Worse yet, it’s almost impossible to write code for algorithms that act on information that human drivers detect and react to without thinking. Examples include the cyclist who doesn’t yield, the learner driver who turns without signalling, and the intoxicated pedestrian who stumbles onto the road. It’s also hard to forge software that caters for exceptions to hard regulations. Imagine a broken-down vehicle on a two-lane highway with a solid line down the centre. A human driver crosses the line to pass when it’s safe to do so, but the autonomous vehicle stubbornly refuses to bend the rules and waits until the obstruction is cleared.

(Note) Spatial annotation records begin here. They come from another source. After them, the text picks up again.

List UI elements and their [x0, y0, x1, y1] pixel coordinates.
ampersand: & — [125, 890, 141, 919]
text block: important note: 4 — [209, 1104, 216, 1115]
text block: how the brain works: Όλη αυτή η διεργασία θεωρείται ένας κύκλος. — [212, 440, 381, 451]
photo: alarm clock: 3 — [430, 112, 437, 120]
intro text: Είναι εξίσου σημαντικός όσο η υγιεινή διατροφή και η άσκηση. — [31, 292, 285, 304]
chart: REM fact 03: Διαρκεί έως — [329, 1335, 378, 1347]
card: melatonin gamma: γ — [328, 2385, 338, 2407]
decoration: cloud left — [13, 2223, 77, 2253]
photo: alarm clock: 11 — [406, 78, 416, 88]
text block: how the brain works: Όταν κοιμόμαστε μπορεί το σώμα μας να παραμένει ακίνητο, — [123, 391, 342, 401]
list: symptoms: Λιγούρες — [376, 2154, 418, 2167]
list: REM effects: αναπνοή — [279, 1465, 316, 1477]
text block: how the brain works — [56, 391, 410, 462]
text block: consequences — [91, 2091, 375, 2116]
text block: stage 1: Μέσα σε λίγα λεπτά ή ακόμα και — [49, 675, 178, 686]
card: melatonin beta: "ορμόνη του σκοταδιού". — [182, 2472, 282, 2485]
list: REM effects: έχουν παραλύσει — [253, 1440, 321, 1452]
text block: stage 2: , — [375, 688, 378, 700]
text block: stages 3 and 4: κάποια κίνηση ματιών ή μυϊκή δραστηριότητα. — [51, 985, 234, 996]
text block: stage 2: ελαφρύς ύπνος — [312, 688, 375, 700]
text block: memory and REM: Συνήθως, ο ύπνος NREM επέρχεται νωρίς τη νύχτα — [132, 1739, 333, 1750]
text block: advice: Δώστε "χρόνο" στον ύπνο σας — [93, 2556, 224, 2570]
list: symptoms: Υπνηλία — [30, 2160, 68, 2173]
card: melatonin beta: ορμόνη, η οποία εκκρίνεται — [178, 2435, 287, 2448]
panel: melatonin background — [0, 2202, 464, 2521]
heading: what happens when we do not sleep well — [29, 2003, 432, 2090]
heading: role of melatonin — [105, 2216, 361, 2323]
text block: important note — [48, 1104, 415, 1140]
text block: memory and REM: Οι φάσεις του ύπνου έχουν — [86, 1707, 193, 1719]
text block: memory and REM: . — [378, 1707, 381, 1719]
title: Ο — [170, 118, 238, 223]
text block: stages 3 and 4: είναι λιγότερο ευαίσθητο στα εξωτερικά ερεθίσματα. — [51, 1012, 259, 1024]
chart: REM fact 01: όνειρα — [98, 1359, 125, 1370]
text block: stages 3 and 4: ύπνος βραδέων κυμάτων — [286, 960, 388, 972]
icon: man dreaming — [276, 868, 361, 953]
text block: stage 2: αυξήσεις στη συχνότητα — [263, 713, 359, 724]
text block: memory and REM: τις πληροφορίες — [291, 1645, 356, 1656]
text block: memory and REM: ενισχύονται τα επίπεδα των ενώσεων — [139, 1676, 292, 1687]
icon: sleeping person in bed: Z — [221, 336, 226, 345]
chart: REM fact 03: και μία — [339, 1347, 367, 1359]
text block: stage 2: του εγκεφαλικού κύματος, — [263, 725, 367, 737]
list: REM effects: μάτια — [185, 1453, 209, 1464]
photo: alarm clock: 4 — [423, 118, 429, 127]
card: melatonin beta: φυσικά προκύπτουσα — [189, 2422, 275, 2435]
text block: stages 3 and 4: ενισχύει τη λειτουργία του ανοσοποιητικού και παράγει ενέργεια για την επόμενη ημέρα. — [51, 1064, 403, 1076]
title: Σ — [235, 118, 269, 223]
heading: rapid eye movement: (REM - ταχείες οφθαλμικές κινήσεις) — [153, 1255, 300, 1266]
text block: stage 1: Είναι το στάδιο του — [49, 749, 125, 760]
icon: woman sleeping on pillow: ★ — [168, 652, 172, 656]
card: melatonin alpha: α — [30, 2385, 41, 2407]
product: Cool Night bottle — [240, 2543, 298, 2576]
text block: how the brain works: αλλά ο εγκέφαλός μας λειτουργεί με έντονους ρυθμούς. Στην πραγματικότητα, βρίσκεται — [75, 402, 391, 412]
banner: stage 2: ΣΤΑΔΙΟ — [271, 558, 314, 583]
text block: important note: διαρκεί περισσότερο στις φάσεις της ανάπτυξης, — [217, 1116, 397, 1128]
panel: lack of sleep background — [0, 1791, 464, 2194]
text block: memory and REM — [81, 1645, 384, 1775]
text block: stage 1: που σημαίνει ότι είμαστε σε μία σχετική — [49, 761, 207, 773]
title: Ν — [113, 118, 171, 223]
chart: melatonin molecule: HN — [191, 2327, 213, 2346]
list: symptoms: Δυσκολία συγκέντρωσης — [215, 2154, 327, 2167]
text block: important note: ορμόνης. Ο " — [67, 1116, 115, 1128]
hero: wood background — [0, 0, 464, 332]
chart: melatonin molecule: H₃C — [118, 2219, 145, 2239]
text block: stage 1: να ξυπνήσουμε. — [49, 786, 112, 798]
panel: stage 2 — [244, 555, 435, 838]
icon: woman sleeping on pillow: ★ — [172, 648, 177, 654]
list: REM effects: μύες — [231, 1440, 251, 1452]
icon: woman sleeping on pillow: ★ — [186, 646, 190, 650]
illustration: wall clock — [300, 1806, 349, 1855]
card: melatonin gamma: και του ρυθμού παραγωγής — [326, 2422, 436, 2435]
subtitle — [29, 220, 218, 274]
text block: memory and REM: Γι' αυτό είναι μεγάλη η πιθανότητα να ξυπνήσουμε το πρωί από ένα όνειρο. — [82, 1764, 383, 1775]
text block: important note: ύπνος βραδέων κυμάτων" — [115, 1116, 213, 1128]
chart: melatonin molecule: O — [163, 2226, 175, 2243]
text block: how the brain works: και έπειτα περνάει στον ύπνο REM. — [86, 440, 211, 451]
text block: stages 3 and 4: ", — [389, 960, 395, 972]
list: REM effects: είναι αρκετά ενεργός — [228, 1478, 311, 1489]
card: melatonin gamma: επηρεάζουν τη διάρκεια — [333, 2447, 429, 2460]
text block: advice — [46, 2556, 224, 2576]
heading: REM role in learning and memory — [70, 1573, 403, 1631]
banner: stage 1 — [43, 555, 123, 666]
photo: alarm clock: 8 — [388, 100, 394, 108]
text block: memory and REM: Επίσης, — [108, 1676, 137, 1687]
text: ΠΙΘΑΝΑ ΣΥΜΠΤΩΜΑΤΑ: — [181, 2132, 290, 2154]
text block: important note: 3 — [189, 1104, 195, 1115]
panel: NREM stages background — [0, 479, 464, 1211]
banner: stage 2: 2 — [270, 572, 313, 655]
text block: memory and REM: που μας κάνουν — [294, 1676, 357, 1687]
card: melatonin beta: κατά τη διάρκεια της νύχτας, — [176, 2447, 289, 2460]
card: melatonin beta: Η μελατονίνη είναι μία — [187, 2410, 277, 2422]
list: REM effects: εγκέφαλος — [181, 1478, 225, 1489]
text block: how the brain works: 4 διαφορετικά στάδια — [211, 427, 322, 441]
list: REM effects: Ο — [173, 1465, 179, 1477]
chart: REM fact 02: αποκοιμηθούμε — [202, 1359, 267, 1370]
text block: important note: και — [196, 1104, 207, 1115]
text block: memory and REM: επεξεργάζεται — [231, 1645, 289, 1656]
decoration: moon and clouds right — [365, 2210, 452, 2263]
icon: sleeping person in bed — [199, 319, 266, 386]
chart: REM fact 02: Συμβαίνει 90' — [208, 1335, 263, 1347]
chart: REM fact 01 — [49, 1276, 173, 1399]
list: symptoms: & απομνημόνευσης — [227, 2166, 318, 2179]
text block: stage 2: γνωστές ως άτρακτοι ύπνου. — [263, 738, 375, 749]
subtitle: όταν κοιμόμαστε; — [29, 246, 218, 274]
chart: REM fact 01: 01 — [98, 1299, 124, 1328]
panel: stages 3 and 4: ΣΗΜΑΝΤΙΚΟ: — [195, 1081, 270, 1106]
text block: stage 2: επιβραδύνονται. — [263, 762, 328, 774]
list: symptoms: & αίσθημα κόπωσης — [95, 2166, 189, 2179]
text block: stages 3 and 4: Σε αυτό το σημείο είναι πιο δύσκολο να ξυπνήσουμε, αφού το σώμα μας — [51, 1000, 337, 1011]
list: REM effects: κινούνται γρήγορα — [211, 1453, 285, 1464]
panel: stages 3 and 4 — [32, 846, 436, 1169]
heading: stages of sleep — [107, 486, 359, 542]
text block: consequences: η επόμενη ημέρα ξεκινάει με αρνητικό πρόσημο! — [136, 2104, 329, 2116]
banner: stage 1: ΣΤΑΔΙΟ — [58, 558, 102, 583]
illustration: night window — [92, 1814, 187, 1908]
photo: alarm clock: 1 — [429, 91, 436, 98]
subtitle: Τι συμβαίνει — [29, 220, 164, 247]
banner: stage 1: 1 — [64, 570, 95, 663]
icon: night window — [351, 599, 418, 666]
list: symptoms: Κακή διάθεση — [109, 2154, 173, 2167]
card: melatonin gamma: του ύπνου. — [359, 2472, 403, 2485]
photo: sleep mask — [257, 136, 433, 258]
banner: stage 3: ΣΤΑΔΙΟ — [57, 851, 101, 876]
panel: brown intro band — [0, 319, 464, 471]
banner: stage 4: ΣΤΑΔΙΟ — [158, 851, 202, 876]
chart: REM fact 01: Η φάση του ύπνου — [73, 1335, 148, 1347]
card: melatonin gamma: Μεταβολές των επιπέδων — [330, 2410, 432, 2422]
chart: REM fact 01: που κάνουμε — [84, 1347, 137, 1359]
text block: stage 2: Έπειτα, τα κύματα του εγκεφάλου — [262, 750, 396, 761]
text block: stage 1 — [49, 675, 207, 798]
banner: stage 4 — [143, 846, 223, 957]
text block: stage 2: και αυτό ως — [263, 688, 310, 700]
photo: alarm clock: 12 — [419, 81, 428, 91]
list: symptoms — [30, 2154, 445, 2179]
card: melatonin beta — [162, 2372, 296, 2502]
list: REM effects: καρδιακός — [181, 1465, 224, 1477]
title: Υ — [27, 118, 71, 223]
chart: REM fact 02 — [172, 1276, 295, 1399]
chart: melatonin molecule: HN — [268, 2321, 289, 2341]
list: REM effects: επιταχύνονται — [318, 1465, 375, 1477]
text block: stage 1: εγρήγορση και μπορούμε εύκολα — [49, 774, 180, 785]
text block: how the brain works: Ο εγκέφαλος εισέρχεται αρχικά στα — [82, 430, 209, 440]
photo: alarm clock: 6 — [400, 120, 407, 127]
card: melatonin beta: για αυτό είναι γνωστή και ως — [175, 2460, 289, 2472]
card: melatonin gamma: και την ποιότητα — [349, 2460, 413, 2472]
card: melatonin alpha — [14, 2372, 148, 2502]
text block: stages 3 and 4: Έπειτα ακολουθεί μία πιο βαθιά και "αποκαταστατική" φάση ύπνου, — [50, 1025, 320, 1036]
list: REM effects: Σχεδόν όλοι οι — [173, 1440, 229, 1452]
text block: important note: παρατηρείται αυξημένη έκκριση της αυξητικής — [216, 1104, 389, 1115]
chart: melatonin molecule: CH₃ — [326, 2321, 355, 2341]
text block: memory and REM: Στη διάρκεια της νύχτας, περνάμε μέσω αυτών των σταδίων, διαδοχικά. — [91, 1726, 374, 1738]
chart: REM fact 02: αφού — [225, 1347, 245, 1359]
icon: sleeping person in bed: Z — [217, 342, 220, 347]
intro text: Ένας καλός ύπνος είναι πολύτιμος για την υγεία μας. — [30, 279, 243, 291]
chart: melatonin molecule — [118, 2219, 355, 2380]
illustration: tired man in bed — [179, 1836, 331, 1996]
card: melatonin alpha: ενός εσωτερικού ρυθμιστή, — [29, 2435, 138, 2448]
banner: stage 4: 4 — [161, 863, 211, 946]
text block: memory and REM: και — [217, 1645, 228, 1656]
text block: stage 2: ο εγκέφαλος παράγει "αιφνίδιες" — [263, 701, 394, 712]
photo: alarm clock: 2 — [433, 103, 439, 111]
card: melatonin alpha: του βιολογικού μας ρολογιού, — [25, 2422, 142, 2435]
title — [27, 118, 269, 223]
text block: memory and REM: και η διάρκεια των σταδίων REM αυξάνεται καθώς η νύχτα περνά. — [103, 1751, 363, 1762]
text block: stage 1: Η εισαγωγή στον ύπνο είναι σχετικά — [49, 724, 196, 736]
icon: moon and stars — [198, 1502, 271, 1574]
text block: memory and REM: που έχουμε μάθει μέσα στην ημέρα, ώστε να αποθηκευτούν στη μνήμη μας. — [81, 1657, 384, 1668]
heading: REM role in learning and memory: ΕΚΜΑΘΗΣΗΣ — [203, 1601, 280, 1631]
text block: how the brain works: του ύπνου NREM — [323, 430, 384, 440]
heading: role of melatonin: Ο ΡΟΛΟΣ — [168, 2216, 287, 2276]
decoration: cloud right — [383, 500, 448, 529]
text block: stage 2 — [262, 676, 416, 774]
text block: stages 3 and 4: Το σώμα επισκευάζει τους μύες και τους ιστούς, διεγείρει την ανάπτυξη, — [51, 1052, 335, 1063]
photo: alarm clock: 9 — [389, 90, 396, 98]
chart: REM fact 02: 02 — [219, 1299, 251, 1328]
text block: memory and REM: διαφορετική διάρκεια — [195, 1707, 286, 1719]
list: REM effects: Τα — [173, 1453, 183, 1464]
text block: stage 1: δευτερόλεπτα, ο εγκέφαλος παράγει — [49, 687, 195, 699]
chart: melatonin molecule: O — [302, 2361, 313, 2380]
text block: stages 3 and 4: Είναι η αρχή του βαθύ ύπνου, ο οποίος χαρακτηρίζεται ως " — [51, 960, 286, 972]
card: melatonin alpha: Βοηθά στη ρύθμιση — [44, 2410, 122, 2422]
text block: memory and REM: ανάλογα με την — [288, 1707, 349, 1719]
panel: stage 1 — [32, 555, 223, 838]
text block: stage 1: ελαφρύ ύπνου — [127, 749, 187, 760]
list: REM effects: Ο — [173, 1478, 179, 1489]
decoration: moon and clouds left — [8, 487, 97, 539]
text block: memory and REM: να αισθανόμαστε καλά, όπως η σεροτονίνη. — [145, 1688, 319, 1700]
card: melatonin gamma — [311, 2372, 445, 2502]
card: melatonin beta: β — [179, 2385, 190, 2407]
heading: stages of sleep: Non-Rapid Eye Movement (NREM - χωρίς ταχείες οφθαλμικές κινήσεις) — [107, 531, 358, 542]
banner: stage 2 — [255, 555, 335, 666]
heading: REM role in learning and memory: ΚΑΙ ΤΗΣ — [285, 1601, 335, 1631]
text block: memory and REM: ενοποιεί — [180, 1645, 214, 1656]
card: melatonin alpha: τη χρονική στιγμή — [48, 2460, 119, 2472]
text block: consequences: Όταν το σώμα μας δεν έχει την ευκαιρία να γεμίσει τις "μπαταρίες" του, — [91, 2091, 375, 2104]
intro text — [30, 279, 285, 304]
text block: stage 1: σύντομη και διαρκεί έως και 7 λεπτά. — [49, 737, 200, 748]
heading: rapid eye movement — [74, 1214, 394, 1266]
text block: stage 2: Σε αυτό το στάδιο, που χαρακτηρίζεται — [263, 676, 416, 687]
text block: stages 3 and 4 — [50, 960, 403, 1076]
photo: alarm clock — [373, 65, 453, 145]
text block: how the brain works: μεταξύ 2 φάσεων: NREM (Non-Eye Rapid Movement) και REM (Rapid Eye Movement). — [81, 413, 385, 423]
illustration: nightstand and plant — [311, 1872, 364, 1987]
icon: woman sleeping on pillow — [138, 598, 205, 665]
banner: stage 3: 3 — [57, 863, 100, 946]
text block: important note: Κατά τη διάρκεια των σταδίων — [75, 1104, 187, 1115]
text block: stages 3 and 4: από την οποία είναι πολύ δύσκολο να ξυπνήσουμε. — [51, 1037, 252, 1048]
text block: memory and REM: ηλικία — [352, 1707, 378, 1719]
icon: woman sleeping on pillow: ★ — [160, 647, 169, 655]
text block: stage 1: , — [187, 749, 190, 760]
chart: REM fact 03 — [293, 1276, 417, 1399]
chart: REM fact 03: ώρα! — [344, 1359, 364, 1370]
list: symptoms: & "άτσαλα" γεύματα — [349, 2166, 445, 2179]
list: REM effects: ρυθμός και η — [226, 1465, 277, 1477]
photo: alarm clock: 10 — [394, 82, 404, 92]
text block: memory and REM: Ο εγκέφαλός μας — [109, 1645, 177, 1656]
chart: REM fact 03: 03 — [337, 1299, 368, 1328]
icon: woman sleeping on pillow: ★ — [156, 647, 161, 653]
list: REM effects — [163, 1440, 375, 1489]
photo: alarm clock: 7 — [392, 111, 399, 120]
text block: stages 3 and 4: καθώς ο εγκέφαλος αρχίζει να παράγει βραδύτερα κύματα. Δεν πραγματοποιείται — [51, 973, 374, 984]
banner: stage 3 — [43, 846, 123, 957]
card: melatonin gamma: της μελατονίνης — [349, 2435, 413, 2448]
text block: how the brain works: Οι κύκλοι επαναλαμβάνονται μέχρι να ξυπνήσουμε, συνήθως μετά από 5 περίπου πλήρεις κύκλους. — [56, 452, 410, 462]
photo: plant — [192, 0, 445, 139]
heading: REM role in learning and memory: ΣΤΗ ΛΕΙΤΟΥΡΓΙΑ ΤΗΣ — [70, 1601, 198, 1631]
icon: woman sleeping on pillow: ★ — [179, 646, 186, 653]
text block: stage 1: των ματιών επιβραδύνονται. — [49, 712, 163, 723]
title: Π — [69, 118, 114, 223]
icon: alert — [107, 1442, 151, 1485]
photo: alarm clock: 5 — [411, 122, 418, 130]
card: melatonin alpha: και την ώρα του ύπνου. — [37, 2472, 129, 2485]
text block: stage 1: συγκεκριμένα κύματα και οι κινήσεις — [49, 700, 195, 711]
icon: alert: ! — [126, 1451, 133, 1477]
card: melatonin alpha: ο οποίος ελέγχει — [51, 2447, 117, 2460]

That’s not the only occasion human drivers ignore regulations. Australians, for example, habitually cruise in the outside lane of a quiet freeway even when signs indicate they should use the inside ‘except when overtaking’. And in the UK a headlight flash should officially only be used as a warning, whereas most Brits use the signal to indicate to another driver that they can pull out.

Solving the wrong problem
In their rush to market, the autonomous vehicle makers are trying to solve the wrong problem. Adapting autonomous cars to a human driving environment is as difficult as it was to accommodate the first conventional cars on the streets of New York at the turn of the 19th century. Then, the few ‘horseless carriages’ on the road had to thread their way between the city’s 100,000 horses—and several million pounds of daily-deposited horse manure—averaging a speed little more than walking pace.

But by the 1920s, when the Ford Model T made motoring affordable and practical, New York’s transport infrastructure had been completely redesigned around the needs of car drivers—with pedestrians, cyclists and, well, horses coming a very distant second. Elsewhere, the 1920s Los Angeles’ design was pretty much dictated by the car. The city’s low population density and far-flung suburbs were created because of the ease with which people could move around in cars during a decade of rapid expansion, from 1910 onwards.

Such radical approaches are needed to introduce autonomous vehicles safely. For example, keeping human-controlled automobiles and self-driven cars apart would eliminate many of the situations where the latter’s’ computer systems could struggle to make the right decision. Similarly, keeping pedestrians and cyclists—and those pesky horses—away from the autonomous cars would eliminate the need for many thousands of lines of code dedicated to avoiding accidents.

In truth, the lessons of history are likely to be ignored because of the economic imperatives, and we’ll spend several decades transitioning from conventional vehicles to autonomous cars by adapting current road systems to suit the latter. But one day, when everyone has gotten used to the idea of climbing into a car and sitting back to relax, the system will be set up to perfectly cater to autonomous-only car fleets allied to a business model forecast by William Clay Ford Jr., executive chairman of the Ford Motor Company. Ford Jr. recognised, as far back as 2000, that the future for his firm would be one where it owned vehicles and made them available to motorists solely when they needed to get somewhere.

Until then, autonomous vehicle software engineers face an uphill struggle and, sadly, the cars they design will be involved in accidents.